Asked for comment, Mr. Ducey’s office said: “Our hearts go out to the family and loved ones of Mark Anthony Urquiza. We know nothing can fully alleviate the pain associated with his loss, and every loss from this virus is tragic.”
Ms. Urquiza said she doesn’t need the governor’s heart. “I want you to act,” she said.
She buried her father on Wednesday, and on the same day started an ofrenda — an altar with pictures of those lost to the virus — outside the Arizona State Capitol building. On Facebook, her page “Marked By Covid” put out a call for people to bring their own mementos to the alter.
The goal? Making it “too big to ignore.”
Ms. Urquiza said she had invited Governor Ducey to the funeral because she was baffled by his virus policies. “He must not know the impact that it’s making on real people and the families that are being torn apart,” she said.
As infections spread throughout Arizona in late June and early July, Mr. Ducey ordered bars, nightclubs, movie theaters, gyms and water parks closed. But he stopped short of canceling events like the Round Valley Rodeo, a century-old tradition, and he has resisted rules that would require people to wear face coverings in public places.
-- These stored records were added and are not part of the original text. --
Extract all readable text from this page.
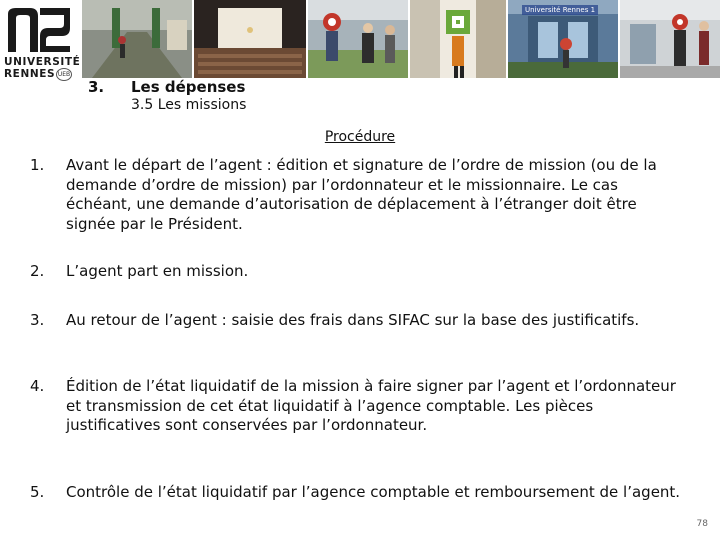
UNIVERSITÉ
RENNES UEB
Université Rennes 1
3. Les dépenses
3.5 Les missions
Procédure
1. Avant le départ de l’agent : édition et signature de l’ordre de mission (ou de la demande d’ordre de mission) par l’ordonnateur et le missionnaire. Le cas échéant, une demande d’autorisation de déplacement à l’étranger doit être signée par le Président.
2. L’agent part en mission.
3. Au retour de l’agent : saisie des frais dans SIFAC sur la base des justificatifs.
4. Édition de l’état liquidatif de la mission à faire signer par l’agent et l’ordonnateur et transmission de cet état liquidatif à l’agence comptable. Les pièces justificatives sont conservées par l’ordonnateur.
5. Contrôle de l’état liquidatif par l’agence comptable et remboursement de l’agent.
78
There have been more than 120,000 cases of the coronavirus in Arizona, and at least 2,239 have died there.
Ms. Urquiza has spent a lot of time thinking about the disparities the pandemic has thrown a spotlight onto.
Mr. Urquiza, a first-generation Mexican-American who was raised in Tolleson, Ariz., worked in manufacturing. When he died, he made his home in the Phoenix neighborhood with the most virus cases per capita.
“These are the people who were unable to stay home during the shutdown,” she said, the “skeleton crew.”
“If we want to do right by them,” Ms. Urquiza said, officials need to figure out how to support the people who cannot stay home.
“’Netflix and chill’ is a privilege,” she said.
The obituary for Mr. Urquiza notes that in addition to Kristin and her partner, Christine Keeves, he is survived by his life partner, Brenda, as well as five brothers and sisters.
“We honor Mark’s life by continuing this fight for others, even in these darkest moments,” Ms. Urquiza wrote.
When she wrote the obituary, she said, didn’t think view it as anything “radical.”
She thought she was “just telling the truth.”